C’est le dernier jour de l’été et Anders, en fin de cure de désintoxication, se rend en ville le temps d’une journée pour un entretien d’embauche. L’occasion d’un bilan sur les opportunités manquées, les rêves de jeunesse envolés, et, peut-être, l’espoir d’un nouveau départ…

notes de production

En 1934, Drieu la Rochelle publie un court roman intitulé Feu follet, qui sera adapté par Louis Malle en 1963 sous le même titre (1). Un livre apprécié du réalisateur Joachim Trier : l’intemporalité de cette histoire m’a séduit. C’est l’essence même de l’art de traiter d’un sujet qui résonnera à travers toutes les époques. Les thèmes du roman sont toujours pertinents et contemporains.
(1) avec Maurice Ronet et Jeanne Moreau...
http://fr.wikipedia.org/wiki/Le_Feu_follet_%28film%29

Oslo, 31 août s’intéresse particulièrement à la réinsertion des anciens drogués. Un sujet de société tabou et pourtant toujours d’actualité tant les trafics illicites redoublent d’intensité en Norvège : j’ai fait beaucoup de recherches sur les drogués et sur la manière dont ils tentaient de se réinsérer dans la vie. A ce moment-là, ils sont aussi vulnérables qu’un bébé : ils naissent une seconde fois à la vie, ils n’en comprennent pas le fonctionnement, sauf qu’ils sont adultes et n’ont pas l’excuse de la jeunesse. En Norvège, l’addiction à la drogue comme la cocaïne et l’héroïne - contrairement à l’alcoolisme - est encore tabou, notamment chez les gens de la classe moyenne. La honte de soi est très forte et les cas de double vie courants, d’après Joachim Trier.

Le film de Joachim Trier nous montre un personnage principal débordé par la solitude, un thème apprécié du réalisateur depuis toujours : je suis intéressé par la métaphore sur la solitude, qui nous concerne tous. Beaucoup de gens ont fait l’expérience de la solitude, du sentiment d’être perdu, par exemple après un chagrin d’amour, une crise professionnelle, la perte de quelqu’un. On se sent alors vulnérable et on est confronté à des interrogations existentielles.
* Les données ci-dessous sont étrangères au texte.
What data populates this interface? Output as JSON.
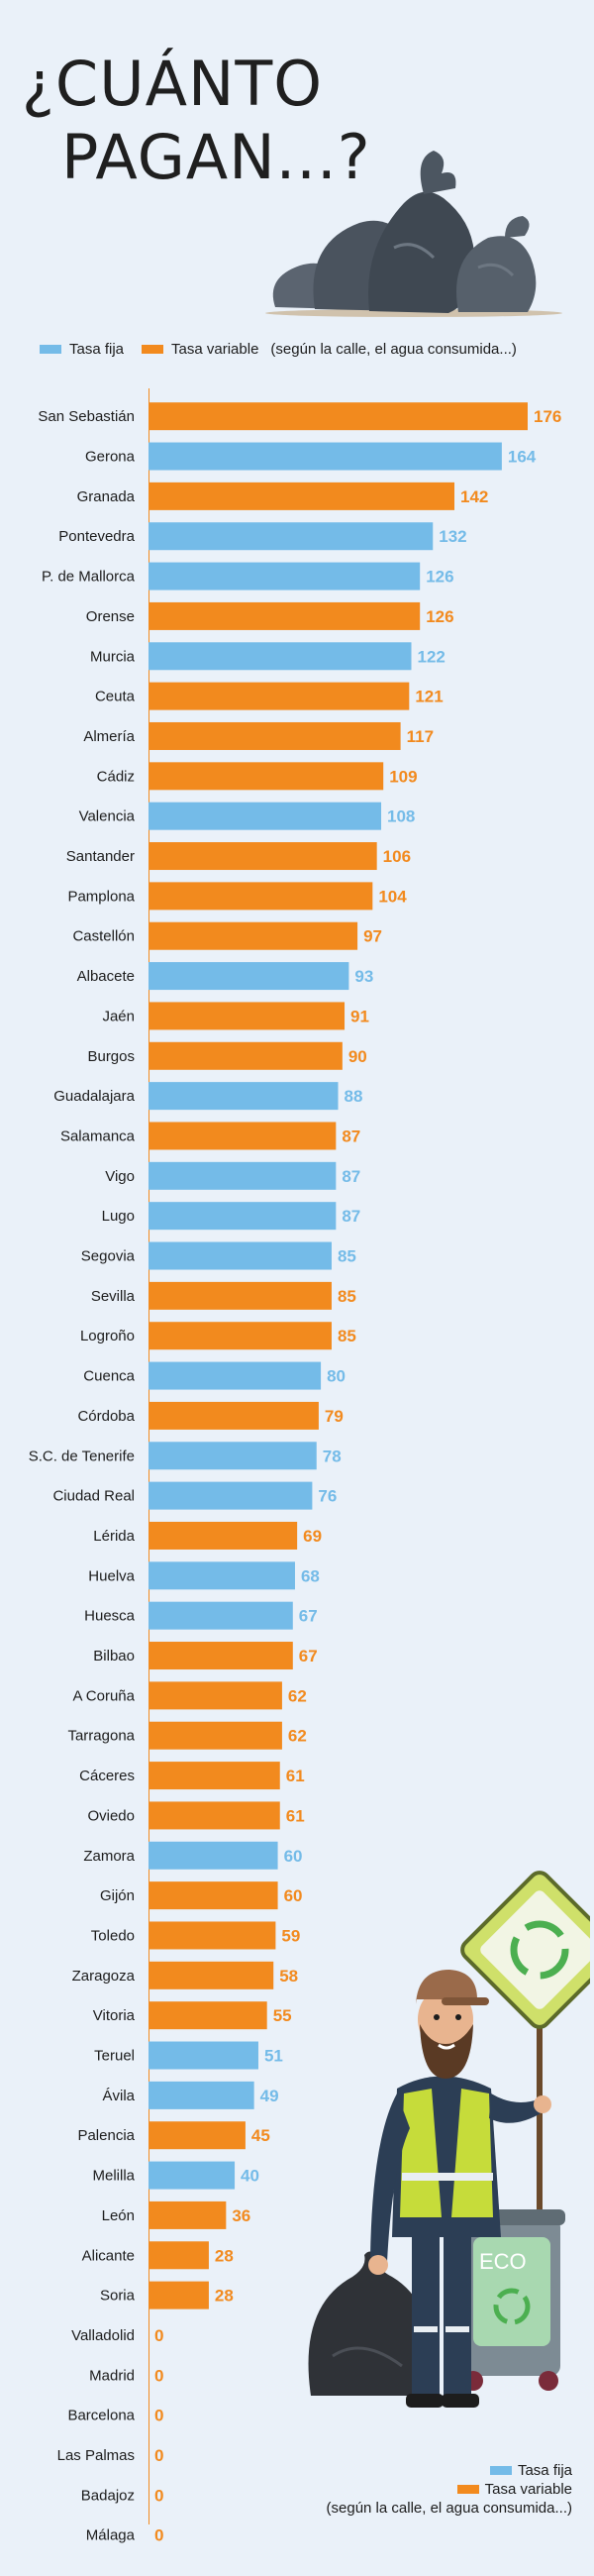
{
  "header": {
    "title_line1": "¿CUÁNTO",
    "title_line2": "PAGAN...?"
  },
  "legend": {
    "fixed_label": "Tasa fija",
    "variable_label": "Tasa variable",
    "variable_note": "(según la calle, el agua consumida...)"
  },
  "colors": {
    "fixed": "#74bbe8",
    "variable": "#f28a1e",
    "background": "#eaf1f9"
  },
  "chart_data": {
    "type": "bar",
    "orientation": "horizontal",
    "title": "¿CUÁNTO PAGAN...?",
    "xlim": [
      0,
      176
    ],
    "series": [
      {
        "name": "Tasa fija",
        "color": "#74bbe8"
      },
      {
        "name": "Tasa variable (según la calle, el agua consumida...)",
        "color": "#f28a1e"
      }
    ],
    "categories": [
      "San Sebastián",
      "Gerona",
      "Granada",
      "Pontevedra",
      "P. de Mallorca",
      "Orense",
      "Murcia",
      "Ceuta",
      "Almería",
      "Cádiz",
      "Valencia",
      "Santander",
      "Pamplona",
      "Castellón",
      "Albacete",
      "Jaén",
      "Burgos",
      "Guadalajara",
      "Salamanca",
      "Vigo",
      "Lugo",
      "Segovia",
      "Sevilla",
      "Logroño",
      "Cuenca",
      "Córdoba",
      "S.C. de Tenerife",
      "Ciudad Real",
      "Lérida",
      "Huelva",
      "Huesca",
      "Bilbao",
      "A Coruña",
      "Tarragona",
      "Cáceres",
      "Oviedo",
      "Zamora",
      "Gijón",
      "Toledo",
      "Zaragoza",
      "Vitoria",
      "Teruel",
      "Ávila",
      "Palencia",
      "Melilla",
      "León",
      "Alicante",
      "Soria",
      "Valladolid",
      "Madrid",
      "Barcelona",
      "Las Palmas",
      "Badajoz",
      "Málaga"
    ],
    "values": [
      176,
      164,
      142,
      132,
      126,
      126,
      122,
      121,
      117,
      109,
      108,
      106,
      104,
      97,
      93,
      91,
      90,
      88,
      87,
      87,
      87,
      85,
      85,
      85,
      80,
      79,
      78,
      76,
      69,
      68,
      67,
      67,
      62,
      62,
      61,
      61,
      60,
      60,
      59,
      58,
      55,
      51,
      49,
      45,
      40,
      36,
      28,
      28,
      0,
      0,
      0,
      0,
      0,
      0
    ],
    "rate_type": [
      "variable",
      "fixed",
      "variable",
      "fixed",
      "fixed",
      "variable",
      "fixed",
      "variable",
      "variable",
      "variable",
      "fixed",
      "variable",
      "variable",
      "variable",
      "fixed",
      "variable",
      "variable",
      "fixed",
      "variable",
      "fixed",
      "fixed",
      "fixed",
      "variable",
      "variable",
      "fixed",
      "variable",
      "fixed",
      "fixed",
      "variable",
      "fixed",
      "fixed",
      "variable",
      "variable",
      "variable",
      "variable",
      "variable",
      "fixed",
      "variable",
      "variable",
      "variable",
      "variable",
      "fixed",
      "fixed",
      "variable",
      "fixed",
      "variable",
      "variable",
      "variable",
      "variable",
      "variable",
      "variable",
      "variable",
      "variable",
      "variable"
    ]
  },
  "illustrations": [
    "garbage-bags",
    "sanitation-worker",
    "recycle-sign",
    "eco-bin"
  ],
  "eco_bin_label": "ECO"
}
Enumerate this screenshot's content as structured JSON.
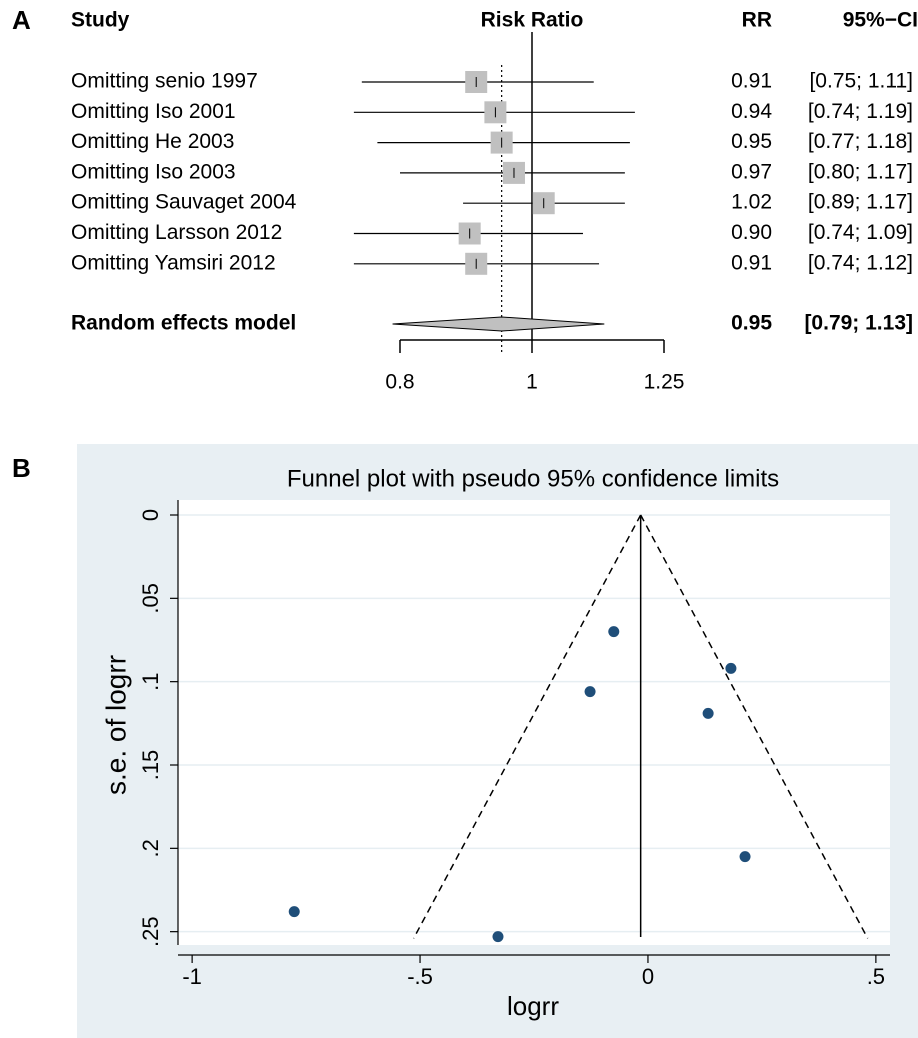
{
  "chart_data": [
    {
      "type": "forest",
      "panel_label": "A",
      "headers": {
        "study": "Study",
        "plot": "Risk Ratio",
        "estimate": "RR",
        "interval": "95%−CI"
      },
      "categories": [
        "Omitting senio 1997",
        "Omitting Iso 2001",
        "Omitting He 2003",
        "Omitting Iso 2003",
        "Omitting Sauvaget 2004",
        "Omitting Larsson 2012",
        "Omitting Yamsiri 2012"
      ],
      "values": [
        0.91,
        0.94,
        0.95,
        0.97,
        1.02,
        0.9,
        0.91
      ],
      "value_labels": [
        "0.91",
        "0.94",
        "0.95",
        "0.97",
        "1.02",
        "0.90",
        "0.91"
      ],
      "lower": [
        0.75,
        0.74,
        0.77,
        0.8,
        0.89,
        0.74,
        0.74
      ],
      "upper": [
        1.11,
        1.19,
        1.18,
        1.17,
        1.17,
        1.09,
        1.12
      ],
      "interval_labels": [
        "[0.75; 1.11]",
        "[0.74; 1.19]",
        "[0.77; 1.18]",
        "[0.80; 1.17]",
        "[0.89; 1.17]",
        "[0.74; 1.09]",
        "[0.74; 1.12]"
      ],
      "summary": {
        "name": "Random effects model",
        "value": 0.95,
        "lower": 0.79,
        "upper": 1.13,
        "interval_label": "[0.79; 1.13]"
      },
      "xlim": [
        0.8,
        1.25
      ],
      "xticks": [
        0.8,
        1,
        1.25
      ],
      "log_scale": true,
      "reference_line": 1,
      "color": "#c0c0c0"
    },
    {
      "type": "scatter",
      "panel_label": "B",
      "title": "Funnel plot with pseudo 95% confidence limits",
      "xlabel": "logrr",
      "ylabel": "s.e. of logrr",
      "x": [
        -0.776,
        -0.329,
        -0.127,
        -0.075,
        0.132,
        0.182,
        0.213
      ],
      "values": [
        0.238,
        0.253,
        0.106,
        0.07,
        0.119,
        0.092,
        0.205
      ],
      "color": "#1f4e79",
      "xlim": [
        -1.031,
        0.531
      ],
      "xticks": [
        -1,
        {
          "value": -0.5,
          "label": "-.5"
        },
        0,
        {
          "value": 0.5,
          "label": ".5"
        }
      ],
      "ylim": [
        -0.009,
        0.258
      ],
      "yticks": [
        0,
        {
          "value": 0.05,
          "label": ".05"
        },
        {
          "value": 0.1,
          "label": ".1"
        },
        {
          "value": 0.15,
          "label": ".15"
        },
        {
          "value": 0.2,
          "label": ".2"
        },
        {
          "value": 0.25,
          "label": ".25"
        }
      ],
      "y_reversed": true,
      "grid": true,
      "reference_x": -0.016,
      "limit_lines": [
        {
          "x": [
            -0.016,
            -0.514
          ],
          "y": [
            0,
            0.254
          ]
        },
        {
          "x": [
            -0.016,
            0.482
          ],
          "y": [
            0,
            0.254
          ]
        }
      ]
    }
  ]
}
Le cinéma français a souvent évoqué la solitude : Robert Bresson avec Mouchette (2) et Pickpocket (3), ou encore Cléo de 5 à 7, d’Agnès Varda (4), qui est l’un de mes films préférés, nous renseigne le metteur en scène, montrant par la même occasion à quel point il a été influencé par le cinéma français.
(2) d’après le roman de Georges Bernanos, avec Nadine Nortier (1967)...
http://fr.wikipedia.org/wiki/Mouchette_%28film%29
(3) avec Martin La Salle, Marika Green (1959)...
http://fr.wikipedia.org/wiki/Pickpocket_%28film%29
(4) avec Corinne Marchand (1962)...
http://fr.wikipedia.org/wiki/Cl%C3%A9o_de_5_%C3%A0_7

Joachim Trier n’a pas choisi le titre de son film par hasard. Le metteur en scène norvégien s’est en effet inspiré du titre d’un film français d’Olivier Assayas : l’un de mes titres de films préférés est Fin août, début septembre (5). En plus, le 31 août marque la fin de l’été en Norvège, les beaux jours sont finis, l’automne approche et puis c’est l’hiver, sombre et froid [...] Ce titre est une invitation claire lancée au spectateur : vous allez vivre une journée dans la vie du personnage !, confie le cinéaste.
(5) avec Mathieu Amalric, Virginie Ledoyen, François Cluzet (1999)...
http://fr.wikipedia.org/wiki/Fin_ao%C3%BBt,_d%C3%A9but_septembre

Le réalisateur Joachim Trier a écrit et développé le personnage d’Anders uniquement pour le comédien Anders Danielsen Lie qu’il avait déjà dirigé sur son premier en film en 2006, intitulé Nouvelle donne. (6)
(6) Reprise (2006)... voir fiche du film sur le site de la Cité http://www.citebd.org/spip.php?article11&id_film=103&alpha=14&a=2012&m=4

Certains acteurs de Oslo, 31 août ont conservé et attribué leurs vrais prénoms aux personnages qu’ils interprètent dans le film. Une anecdote amusante que développe le réalisateur Joachim Trier : cela semble un peu pervers, mais c’était plutôt pour garder un aspect documentaire et non pas symbolique ou allégorique. Ce n’est pas une démarche d’observateur naïf : je voulais provoquer les choses et les confronter à la réalité. Lorsque j’ai tourné dans la rue, je laissais les gens marcher et réagir spontanément, je voulais capter l’interaction entre Anders et les passants, l’environnement, la nature, etc.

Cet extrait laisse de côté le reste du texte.